As I sit here and think how people who've got their lives together bitch and moan abut the silliest shit, it pisses me off. Why?? I never got to live a life of my own. I probably never will. Most people my age are starting families or making them bigger, others are getting well into their careers and some are just fucking doing whatever they want because there is no bad or negative force field that can ruin their good time. Then there's me, deal with life's bullshit. Do I get to go out? No. Do I have friends that actually like me for me and not what I can give or do for them? Fuck no. Is my life so together that I have to find faults in it just to have something to whine over?? NO.
I have a badd feeling right now. It's deep down in my soul, and what do people say to me?? keep trying one day it'll be the way you want. Oh so keep letting life be fucked up for me and one day I might get a lollipop or some stuffed animal for my problems oh that's fantastic. I would rather not have that. I want something to give me hope and say that tomorrow or my future won't be this fucked up forever.

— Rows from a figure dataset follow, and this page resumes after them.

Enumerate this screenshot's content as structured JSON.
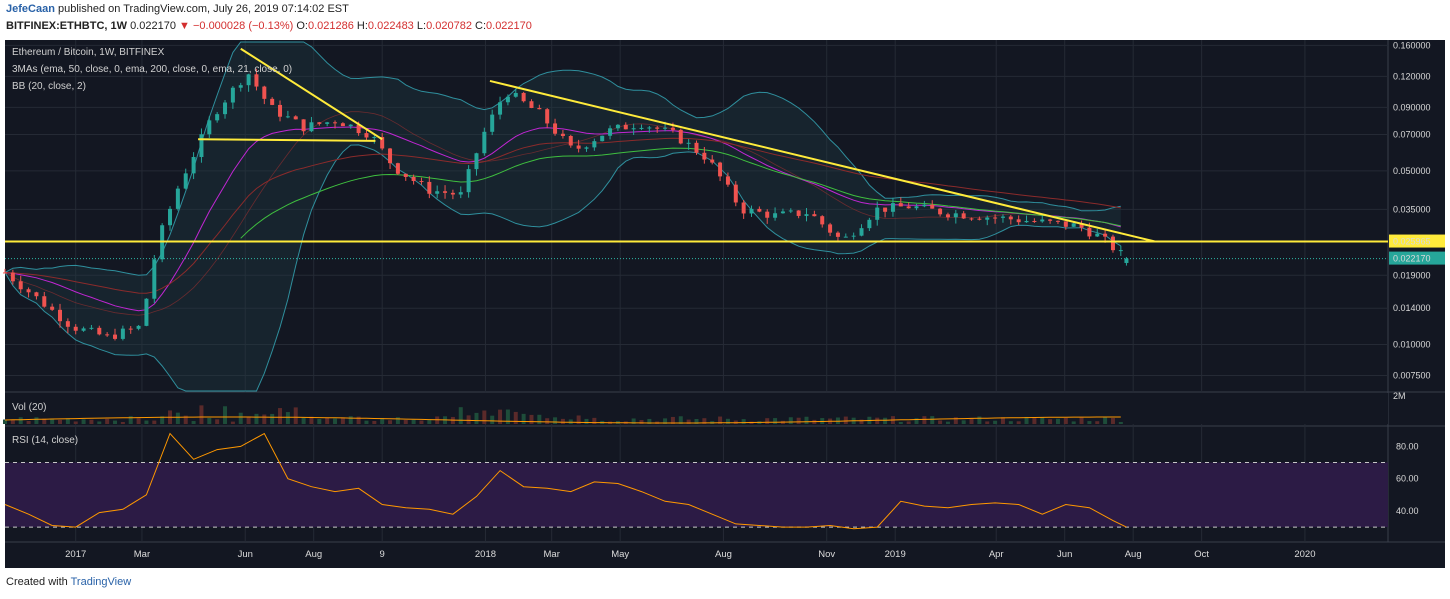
{
  "header": {
    "author": "JefeCaan",
    "published": "published on TradingView.com, July 26, 2019 07:14:02 EST",
    "symbol": "BITFINEX:ETHBTC, 1W",
    "last": "0.022170",
    "change": "−0.000028 (−0.13%)",
    "o_label": "O:",
    "o": "0.021286",
    "h_label": "H:",
    "h": "0.022483",
    "l_label": "L:",
    "l": "0.020782",
    "c_label": "C:",
    "c": "0.022170"
  },
  "legend": {
    "title": "Ethereum / Bitcoin, 1W, BITFINEX",
    "mas": "3MAs (ema, 50, close, 0, ema, 200, close, 0, ema, 21, close, 0)",
    "bb": "BB (20, close, 2)",
    "vol": "Vol (20)",
    "rsi": "RSI (14, close)"
  },
  "footer": {
    "created": "Created with",
    "brand": "TradingView"
  },
  "colors": {
    "background": "#131722",
    "up": "#26a69a",
    "down": "#ef5350",
    "support": "#ffeb3b",
    "rsi": "#ff9800",
    "rsi_band": "#2c1b45"
  },
  "chart_data": [
    {
      "type": "candlestick",
      "title": "Ethereum / Bitcoin, 1W, BITFINEX",
      "scale": "log",
      "ylim": [
        0.0065,
        0.165
      ],
      "y_ticks": [
        "0.160000",
        "0.120000",
        "0.090000",
        "0.070000",
        "0.050000",
        "0.035000",
        "0.025965",
        "0.022170",
        "0.019000",
        "0.014000",
        "0.010000",
        "0.007500"
      ],
      "y_tick_values": [
        0.16,
        0.12,
        0.09,
        0.07,
        0.05,
        0.035,
        0.025965,
        0.02217,
        0.019,
        0.014,
        0.01,
        0.0075
      ],
      "x_ticks": [
        "2017",
        "Mar",
        "Jun",
        "Aug",
        "9",
        "2018",
        "Mar",
        "May",
        "Aug",
        "Nov",
        "2019",
        "Apr",
        "Jun",
        "Aug",
        "Oct",
        "2020"
      ],
      "x_tick_dates": [
        "2017-01-01",
        "2017-03-01",
        "2017-06-01",
        "2017-08-01",
        "2017-10-01",
        "2018-01-01",
        "2018-03-01",
        "2018-05-01",
        "2018-08-01",
        "2018-11-01",
        "2019-01-01",
        "2019-04-01",
        "2019-06-01",
        "2019-08-01",
        "2019-10-01",
        "2020-01-01"
      ],
      "series": [
        {
          "dates": [
            "2016-10-30",
            "2016-12-29",
            "2017-01-29",
            "2017-02-28",
            "2017-03-15",
            "2017-04-04",
            "2017-05-04",
            "2017-06-03",
            "2017-06-23",
            "2017-07-23",
            "2017-08-22",
            "2017-09-21",
            "2017-10-11",
            "2017-11-10",
            "2017-12-10",
            "2017-12-30",
            "2018-01-19",
            "2018-02-18",
            "2018-03-20",
            "2018-04-19",
            "2018-05-19",
            "2018-06-18",
            "2018-07-18",
            "2018-08-17",
            "2018-09-16",
            "2018-10-16",
            "2018-11-15",
            "2018-12-15",
            "2019-01-14",
            "2019-02-13",
            "2019-03-15",
            "2019-04-14",
            "2019-05-14",
            "2019-06-13",
            "2019-07-03",
            "2019-07-26"
          ],
          "close": [
            0.0195,
            0.0118,
            0.0107,
            0.0118,
            0.026,
            0.045,
            0.085,
            0.125,
            0.09,
            0.075,
            0.08,
            0.07,
            0.052,
            0.042,
            0.04,
            0.07,
            0.105,
            0.085,
            0.06,
            0.072,
            0.078,
            0.07,
            0.056,
            0.035,
            0.033,
            0.034,
            0.026,
            0.035,
            0.036,
            0.034,
            0.033,
            0.032,
            0.031,
            0.03,
            0.027,
            0.02217
          ]
        }
      ],
      "price_line": 0.02217,
      "support_line": 0.025965,
      "trendline1": {
        "from": [
          "2017-05-28",
          0.155
        ],
        "to": [
          "2017-10-01",
          0.067
        ]
      },
      "hline1": {
        "from": [
          "2017-04-20",
          0.067
        ],
        "to": [
          "2017-09-25",
          0.066
        ]
      },
      "trendline2": {
        "from": [
          "2018-01-05",
          0.115
        ],
        "to": [
          "2019-08-20",
          0.026
        ]
      }
    },
    {
      "type": "bar",
      "title": "Vol (20)",
      "y_ticks": [
        "2M"
      ],
      "ylim": [
        0,
        2
      ]
    },
    {
      "type": "line",
      "title": "RSI (14, close)",
      "ylim": [
        22,
        92
      ],
      "y_ticks": [
        "80.00",
        "60.00",
        "40.00"
      ],
      "band": [
        30,
        70
      ],
      "series": [
        {
          "dates": [
            "2016-10-30",
            "2016-11-20",
            "2016-12-11",
            "2017-01-01",
            "2017-01-22",
            "2017-02-12",
            "2017-03-05",
            "2017-03-26",
            "2017-04-16",
            "2017-05-07",
            "2017-05-28",
            "2017-06-18",
            "2017-07-09",
            "2017-07-30",
            "2017-08-20",
            "2017-09-10",
            "2017-10-01",
            "2017-10-22",
            "2017-11-12",
            "2017-12-03",
            "2017-12-24",
            "2018-01-14",
            "2018-02-04",
            "2018-02-25",
            "2018-03-18",
            "2018-04-08",
            "2018-04-29",
            "2018-05-20",
            "2018-06-10",
            "2018-07-01",
            "2018-07-22",
            "2018-08-12",
            "2018-09-02",
            "2018-09-23",
            "2018-10-14",
            "2018-11-04",
            "2018-11-25",
            "2018-12-16",
            "2019-01-06",
            "2019-01-27",
            "2019-02-17",
            "2019-03-10",
            "2019-03-31",
            "2019-04-21",
            "2019-05-12",
            "2019-06-02",
            "2019-06-23",
            "2019-07-14",
            "2019-07-26"
          ],
          "values": [
            44,
            38,
            31,
            30,
            39,
            41,
            50,
            88,
            72,
            78,
            80,
            88,
            60,
            55,
            52,
            54,
            44,
            42,
            41,
            38,
            49,
            65,
            55,
            54,
            52,
            58,
            57,
            52,
            46,
            44,
            38,
            32,
            31,
            30,
            30,
            31,
            29,
            30,
            46,
            43,
            42,
            44,
            45,
            44,
            38,
            44,
            42,
            34,
            30
          ]
        }
      ]
    }
  ]
}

Now while everyone else is complaining about how they can't sleep or how "turnt up" they fin to be this weekend. I have too worry about if my mom is going to die this year or not and how I'll be fucking homeless without nothing. Oh but that's right, like someone told me I always like playing the victim when it's convenient for me. I'm sorry I forgot how unimportant I am asa human being, I must've missed that memo on how Bunny was only good enough to remain in the background and be the foundation to everybody else's happiness. Excuse me for being so inconsiderate.
I never wanted my life to be this way, this isn't what I signed up for. This isn't how I planned it, even the worst case scenario. If I did, I thought it would in a controlled manner. Not out of control and never to be manageable. My whole body aches with regret, unhappiness and all I truly wanna do right now is die, just end it all, I don't see a bright or happy future. I see an even miserable one and I know honestly I can't take it alone, but I won't have a choice. No friends, no family, not even a lover who'll stand by my side long enough to tell me they'll always be there ad that things will be alright—nothing.
My world is slowly but fastly falling apart, and all I can do right now is hope it doesn't break me to where I won't be able to cope. Then I have to wonder, they said third time's the charm, maybe the unrequited love I once had for life will finally come to an end and I can finally know peace. Knowing how things goes, The Universe is enjoying my suffering like everyone else.
I will always hate this ugly yet beautiful life.